Долго эту ночь княжна Марья сидела у открытого окна в своей комнате, прислушиваясь к звукам говора мужиков, доносившегося с деревни, но она не думала о них. Она чувствовала, что, сколько бы она ни думала о них, она не могла бы понять их. Она думала все об одном – о своем горе, которое теперь, после перерыва, произведенного заботами о настоящем, уже сделалось для нее прошедшим. Она теперь уже могла вспоминать, могла плакать и могла молиться. С заходом солнца ветер затих. Ночь была тихая и свежая. В двенадцатом часу голоса стали затихать, пропел петух, из за лип стала выходить полная луна, поднялся свежий, белый туман роса, и над деревней и над домом воцарилась тишина.

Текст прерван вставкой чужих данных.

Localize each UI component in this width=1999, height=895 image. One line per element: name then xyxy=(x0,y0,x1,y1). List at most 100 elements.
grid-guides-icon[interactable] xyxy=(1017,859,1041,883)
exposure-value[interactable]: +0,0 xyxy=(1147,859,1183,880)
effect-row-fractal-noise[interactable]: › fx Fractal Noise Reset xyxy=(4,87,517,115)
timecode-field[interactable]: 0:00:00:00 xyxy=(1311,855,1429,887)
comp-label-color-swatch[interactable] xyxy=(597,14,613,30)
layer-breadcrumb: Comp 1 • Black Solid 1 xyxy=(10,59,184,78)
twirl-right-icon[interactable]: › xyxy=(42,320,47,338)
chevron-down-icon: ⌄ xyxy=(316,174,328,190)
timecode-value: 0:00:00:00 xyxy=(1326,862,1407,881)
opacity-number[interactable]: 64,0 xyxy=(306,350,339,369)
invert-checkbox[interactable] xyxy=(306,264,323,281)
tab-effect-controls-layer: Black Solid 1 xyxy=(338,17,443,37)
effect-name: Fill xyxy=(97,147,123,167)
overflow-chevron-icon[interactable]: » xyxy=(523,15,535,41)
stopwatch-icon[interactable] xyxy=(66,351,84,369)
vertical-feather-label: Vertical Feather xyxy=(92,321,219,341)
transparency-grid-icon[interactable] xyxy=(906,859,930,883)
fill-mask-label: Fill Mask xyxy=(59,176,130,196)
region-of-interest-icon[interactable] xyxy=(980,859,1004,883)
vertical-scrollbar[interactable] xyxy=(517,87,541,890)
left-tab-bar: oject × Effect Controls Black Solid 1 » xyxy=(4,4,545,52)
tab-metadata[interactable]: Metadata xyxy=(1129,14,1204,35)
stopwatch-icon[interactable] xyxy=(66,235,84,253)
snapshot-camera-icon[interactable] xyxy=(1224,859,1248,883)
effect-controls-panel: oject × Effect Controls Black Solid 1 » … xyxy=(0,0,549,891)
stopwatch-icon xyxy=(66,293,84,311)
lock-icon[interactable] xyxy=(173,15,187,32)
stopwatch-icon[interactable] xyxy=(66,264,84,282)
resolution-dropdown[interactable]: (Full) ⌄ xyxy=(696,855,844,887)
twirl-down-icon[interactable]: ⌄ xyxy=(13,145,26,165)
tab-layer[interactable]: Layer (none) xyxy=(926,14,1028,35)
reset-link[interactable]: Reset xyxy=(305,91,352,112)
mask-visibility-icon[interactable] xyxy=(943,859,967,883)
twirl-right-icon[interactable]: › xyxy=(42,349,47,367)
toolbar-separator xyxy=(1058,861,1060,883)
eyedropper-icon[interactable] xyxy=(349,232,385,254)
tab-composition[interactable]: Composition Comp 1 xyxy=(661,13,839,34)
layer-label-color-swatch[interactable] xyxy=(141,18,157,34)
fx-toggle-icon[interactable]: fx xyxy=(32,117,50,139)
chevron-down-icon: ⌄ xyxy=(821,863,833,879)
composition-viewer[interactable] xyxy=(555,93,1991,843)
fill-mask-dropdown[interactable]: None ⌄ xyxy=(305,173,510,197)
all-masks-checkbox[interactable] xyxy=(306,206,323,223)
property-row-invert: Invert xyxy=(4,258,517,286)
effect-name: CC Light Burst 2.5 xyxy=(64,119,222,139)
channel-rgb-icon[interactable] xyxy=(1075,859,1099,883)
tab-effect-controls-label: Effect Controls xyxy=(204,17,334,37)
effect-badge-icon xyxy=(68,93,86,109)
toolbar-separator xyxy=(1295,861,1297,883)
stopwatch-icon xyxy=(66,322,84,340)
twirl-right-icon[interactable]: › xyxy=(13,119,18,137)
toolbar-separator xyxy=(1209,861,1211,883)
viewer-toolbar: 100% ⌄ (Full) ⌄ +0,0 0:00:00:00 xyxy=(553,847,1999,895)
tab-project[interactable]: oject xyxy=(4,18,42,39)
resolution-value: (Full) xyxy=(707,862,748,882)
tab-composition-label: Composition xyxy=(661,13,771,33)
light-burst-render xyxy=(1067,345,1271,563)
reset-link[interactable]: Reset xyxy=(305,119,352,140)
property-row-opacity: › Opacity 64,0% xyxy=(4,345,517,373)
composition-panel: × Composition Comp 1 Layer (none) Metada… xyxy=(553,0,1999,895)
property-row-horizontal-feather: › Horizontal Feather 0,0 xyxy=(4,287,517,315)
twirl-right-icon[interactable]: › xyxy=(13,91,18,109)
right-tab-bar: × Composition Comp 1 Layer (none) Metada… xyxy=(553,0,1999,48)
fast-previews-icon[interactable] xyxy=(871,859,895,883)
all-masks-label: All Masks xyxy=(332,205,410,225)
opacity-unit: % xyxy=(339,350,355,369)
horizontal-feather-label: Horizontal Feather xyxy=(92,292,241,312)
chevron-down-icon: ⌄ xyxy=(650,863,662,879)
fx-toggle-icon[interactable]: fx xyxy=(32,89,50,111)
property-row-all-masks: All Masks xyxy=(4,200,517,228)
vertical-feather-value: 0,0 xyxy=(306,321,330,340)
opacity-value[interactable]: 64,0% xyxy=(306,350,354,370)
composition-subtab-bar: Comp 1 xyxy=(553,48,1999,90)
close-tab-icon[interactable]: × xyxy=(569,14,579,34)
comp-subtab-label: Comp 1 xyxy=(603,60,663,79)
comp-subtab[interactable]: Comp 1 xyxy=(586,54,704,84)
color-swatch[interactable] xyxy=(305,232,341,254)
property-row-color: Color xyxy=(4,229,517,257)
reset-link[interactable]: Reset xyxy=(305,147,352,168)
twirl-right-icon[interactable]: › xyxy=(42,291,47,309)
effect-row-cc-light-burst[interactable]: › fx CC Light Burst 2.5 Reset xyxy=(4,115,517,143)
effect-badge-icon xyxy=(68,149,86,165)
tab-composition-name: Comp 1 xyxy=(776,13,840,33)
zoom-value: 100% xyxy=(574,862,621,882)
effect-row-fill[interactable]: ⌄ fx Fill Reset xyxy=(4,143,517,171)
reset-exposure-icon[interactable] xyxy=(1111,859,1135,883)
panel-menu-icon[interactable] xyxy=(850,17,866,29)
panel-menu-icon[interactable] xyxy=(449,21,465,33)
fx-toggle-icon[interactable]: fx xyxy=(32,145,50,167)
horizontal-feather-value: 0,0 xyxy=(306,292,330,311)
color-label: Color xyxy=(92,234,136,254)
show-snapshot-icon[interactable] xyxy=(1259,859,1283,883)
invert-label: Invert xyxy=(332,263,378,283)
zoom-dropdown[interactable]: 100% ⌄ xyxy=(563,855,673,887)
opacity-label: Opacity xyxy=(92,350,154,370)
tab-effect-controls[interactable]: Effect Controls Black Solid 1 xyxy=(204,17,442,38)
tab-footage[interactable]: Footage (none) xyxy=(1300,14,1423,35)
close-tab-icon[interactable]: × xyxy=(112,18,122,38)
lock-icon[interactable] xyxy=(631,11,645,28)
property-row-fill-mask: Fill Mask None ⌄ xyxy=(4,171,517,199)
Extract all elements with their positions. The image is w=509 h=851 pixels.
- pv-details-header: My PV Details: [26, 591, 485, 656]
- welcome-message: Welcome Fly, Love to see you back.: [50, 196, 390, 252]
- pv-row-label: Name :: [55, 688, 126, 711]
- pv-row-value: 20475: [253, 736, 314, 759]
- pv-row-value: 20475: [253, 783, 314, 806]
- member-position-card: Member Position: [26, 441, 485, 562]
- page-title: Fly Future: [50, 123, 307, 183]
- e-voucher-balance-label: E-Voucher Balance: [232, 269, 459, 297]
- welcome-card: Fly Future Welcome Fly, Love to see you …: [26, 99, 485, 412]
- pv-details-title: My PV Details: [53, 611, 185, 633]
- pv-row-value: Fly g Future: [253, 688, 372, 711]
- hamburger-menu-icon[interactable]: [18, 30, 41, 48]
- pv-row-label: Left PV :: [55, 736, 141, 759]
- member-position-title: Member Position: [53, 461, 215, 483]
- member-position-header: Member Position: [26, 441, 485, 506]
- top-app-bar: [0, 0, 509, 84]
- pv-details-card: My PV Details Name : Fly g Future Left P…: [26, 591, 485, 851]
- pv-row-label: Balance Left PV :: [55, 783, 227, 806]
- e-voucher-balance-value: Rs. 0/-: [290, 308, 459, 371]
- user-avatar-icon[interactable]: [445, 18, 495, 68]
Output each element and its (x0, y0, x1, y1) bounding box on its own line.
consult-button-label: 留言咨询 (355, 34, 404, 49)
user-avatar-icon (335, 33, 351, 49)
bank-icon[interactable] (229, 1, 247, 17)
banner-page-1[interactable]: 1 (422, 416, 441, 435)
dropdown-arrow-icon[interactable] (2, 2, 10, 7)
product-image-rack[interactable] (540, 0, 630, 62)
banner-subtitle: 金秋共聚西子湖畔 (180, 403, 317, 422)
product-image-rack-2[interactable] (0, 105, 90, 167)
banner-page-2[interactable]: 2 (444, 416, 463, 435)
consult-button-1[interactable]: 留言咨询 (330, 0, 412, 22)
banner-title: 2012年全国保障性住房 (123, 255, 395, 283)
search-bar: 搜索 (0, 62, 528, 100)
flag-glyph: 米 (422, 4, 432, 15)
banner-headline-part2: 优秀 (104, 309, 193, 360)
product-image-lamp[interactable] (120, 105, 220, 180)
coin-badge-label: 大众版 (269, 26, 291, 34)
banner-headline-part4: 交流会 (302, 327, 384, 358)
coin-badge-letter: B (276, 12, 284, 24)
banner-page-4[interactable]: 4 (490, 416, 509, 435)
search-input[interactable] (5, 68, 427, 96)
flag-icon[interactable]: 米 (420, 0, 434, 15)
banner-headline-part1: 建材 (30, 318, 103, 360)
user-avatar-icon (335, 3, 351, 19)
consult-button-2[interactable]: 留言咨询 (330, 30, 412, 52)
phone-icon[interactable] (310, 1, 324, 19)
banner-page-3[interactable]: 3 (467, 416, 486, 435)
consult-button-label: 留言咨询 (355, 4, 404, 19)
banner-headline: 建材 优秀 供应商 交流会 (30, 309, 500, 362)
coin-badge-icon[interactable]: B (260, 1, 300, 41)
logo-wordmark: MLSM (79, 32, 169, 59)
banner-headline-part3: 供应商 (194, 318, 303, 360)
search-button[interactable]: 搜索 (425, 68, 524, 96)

Одна за другой представлялись ей картины близкого прошедшего – болезни и последних минут отца. И с грустной радостью она теперь останавливалась на этих образах, отгоняя от себя с ужасом только одно последнее представление его смерти, которое – она чувствовала – она была не в силах созерцать даже в своем воображении в этот тихий и таинственный час ночи. И картины эти представлялись ей с такой ясностью и с такими подробностями, что они казались ей то действительностью, то прошедшим, то будущим.
То ей живо представлялась та минута, когда с ним сделался удар и его из сада в Лысых Горах волокли под руки и он бормотал что то бессильным языком, дергал седыми бровями и беспокойно и робко смотрел на нее.